A medicina avançou muito nas últimas décadas no diagnóstico e no tratamento das doenças cardiovasculares. Mas isso não diminuiu as preocupações da diretora nacional de cardiologia da Rede D’Or, Olga Ferreira de Souza. Para ela, ainda falta conscientização e prevenção dos fatores de risco, responsáveis, por exemplo, pelos 50 milhões de brasileiros hipertensos.
A cardiologista está em alerta pelo aumento do número de infartos em mulheres, inclusive entre mulheres jovens, o que já exigiu um posicionamento da Sociedade Brasileira de Cardiologia. Segundo Souza, a genética é determinante, mas é o estilo de vida que vai definir se o problema cardíaco chegará aos 40 ou aos 70 anos. Saiba mais sobre a saúde do coração a seguir:
1. É possível cuidar do coração mesmo depois de certa idade e reverter estragos? Sempre dá. O importante é começar. A gente consegue conter certos processos no organismo, como aterosclerose, obesidade, diabetes. Então, no momento que qualquer pessoa perceber que precisa mudar os seus hábitos de vida para evitar doenças futuras, é super benéfico. Algumas pessoas começam isso mais tardiamente. Então, já tem algum grau de doença. Em algumas situações, a gente consegue estabilizar e evitar a progressão. E aí, com isso, você evita um infarto, uma doença coronariana, uma arritmia, uma hipertensão. Então, sempre é tempo.
2. Qual é o momento ideal? Atualmente, a gente tem uma expectativa de vida muito mais alta. Então, o ideal é que a pessoa comece a cuidar o mais cedo possível. Quem tem história familiar de infarto, de hipertensão, de diabetes, de colesterol alto, deve, assim que possível, com 15, 18 anos, já medir o colesterol e verificar a sua pressão arterial. Tardiamente, seria quando já tem alguma doença instalada, e não uma questão de idade.
3. O que pesa mais, o estilo de vida ou a hereditariedade? É possível superar a genética? A hereditariedade tem um fator primordial no desenvolvimento das doenças cardiovasculares. A genética é o fator principal. Mas se você tem uma carga genética, paterna ou materna, e desde cedo tem hábitos saudáveis, faz atividade física, controla o colesterol, está dentro do peso, se alimenta adequadamente, você consegue retardar e até evitar que aquele tipo de doença genética se manifeste precocemente. Então, é evitar que um paciente tenha um infarto aos 40 anos, ou, se for ter, será numa fase bem adulta, com 70, 80 anos. Você consegue mudar a história natural da pessoa com o estilo de vida.

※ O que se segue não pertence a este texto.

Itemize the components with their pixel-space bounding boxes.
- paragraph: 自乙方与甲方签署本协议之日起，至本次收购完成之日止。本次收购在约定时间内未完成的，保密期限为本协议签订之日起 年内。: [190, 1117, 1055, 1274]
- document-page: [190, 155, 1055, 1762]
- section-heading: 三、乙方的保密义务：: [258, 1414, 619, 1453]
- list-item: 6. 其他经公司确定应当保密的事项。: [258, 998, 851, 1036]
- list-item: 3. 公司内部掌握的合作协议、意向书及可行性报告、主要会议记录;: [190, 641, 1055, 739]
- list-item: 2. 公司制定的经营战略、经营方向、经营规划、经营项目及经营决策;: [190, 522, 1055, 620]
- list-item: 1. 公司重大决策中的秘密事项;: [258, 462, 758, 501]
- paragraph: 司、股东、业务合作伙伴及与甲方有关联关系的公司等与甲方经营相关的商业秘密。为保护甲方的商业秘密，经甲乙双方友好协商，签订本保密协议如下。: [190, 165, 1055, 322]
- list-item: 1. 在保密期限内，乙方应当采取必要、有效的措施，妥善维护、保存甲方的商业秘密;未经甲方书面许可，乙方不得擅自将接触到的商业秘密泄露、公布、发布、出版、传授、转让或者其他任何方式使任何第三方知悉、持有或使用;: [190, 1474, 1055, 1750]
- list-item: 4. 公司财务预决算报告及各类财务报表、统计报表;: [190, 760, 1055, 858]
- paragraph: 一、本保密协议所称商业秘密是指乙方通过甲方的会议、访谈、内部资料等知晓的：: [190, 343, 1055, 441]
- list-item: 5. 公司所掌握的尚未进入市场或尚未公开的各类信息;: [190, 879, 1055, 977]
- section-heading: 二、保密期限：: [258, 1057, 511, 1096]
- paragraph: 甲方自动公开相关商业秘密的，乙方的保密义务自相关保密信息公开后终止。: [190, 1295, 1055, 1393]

4. Um infarto aos 40 é mais mortal do que aos 70 anos? O infarto é grave em qualquer idade, seja no jovem, no adulto, no idoso, é um evento catastrófico, e a maioria das pessoas não consegue nem ter o primeiro atendimento médico, morre antes. Nós só tratamos metade das pessoas que chega com infarto. O restante acaba morrendo antes. Daí a nossa preocupação com o número cada vez crescente da mortalidade por doenças cardiovasculares. São mais de 1 .100 mortes por dia, cerca de 46 por hora, uma morte a cada 90 segundos. As doenças cardiovasculares causam o dobro de morte daquelas por câncer, todas as causas de acidentes e violências, três vezes as doenças respiratórias e as infecções. Então, realmente é preocupante, porque apesar de todos os avanços que a gente tem vivido na medicina, na cardiologia, no diagnóstico e no tratamento, a gente não é efetivo em medidas preventivas para reduzir as doenças cardiovasculares. Nós temos bons tratamentos, mas falta investir em prevenção.
5. Qual a sua maior preocupação em relação aos problemas cardiovasculares? Para mim, hipertensão. A hipertensão arterial atualmente no Brasil é extremamente prevalente. Dá para controlar com remédio, com estilo de vida, e, mais importante, com a redução do consumo de sal. Tem dados que nos preocupam bastante: a Organização Mundial de Saúde recomenda uma ingesta em torno de 5 gramas de sal por dia, 2 gramas de sódio. Para você ter ideia, a média do brasileiro é de 10 a 12 gramas de sal. E esse é um dos fatores principais para o desenvolvimento da hipertensão arterial. Não só o sal que a gente adiciona à mesa, ao alimento, tempera, mas o sal dos alimentos ultraprocessados, que é o dia a dia das grandes cidades. A maioria dos alimentos ultraprocessados tem um alto teor de sódio. O macarrão instantâneo, que é uma coisa simples, tem 1,6 gramas de sódio. É muita coisa. Então, acho importante, ações do nosso governo, das nossas sociedades, em exigir a redução do teor de sódio nesses alimentos.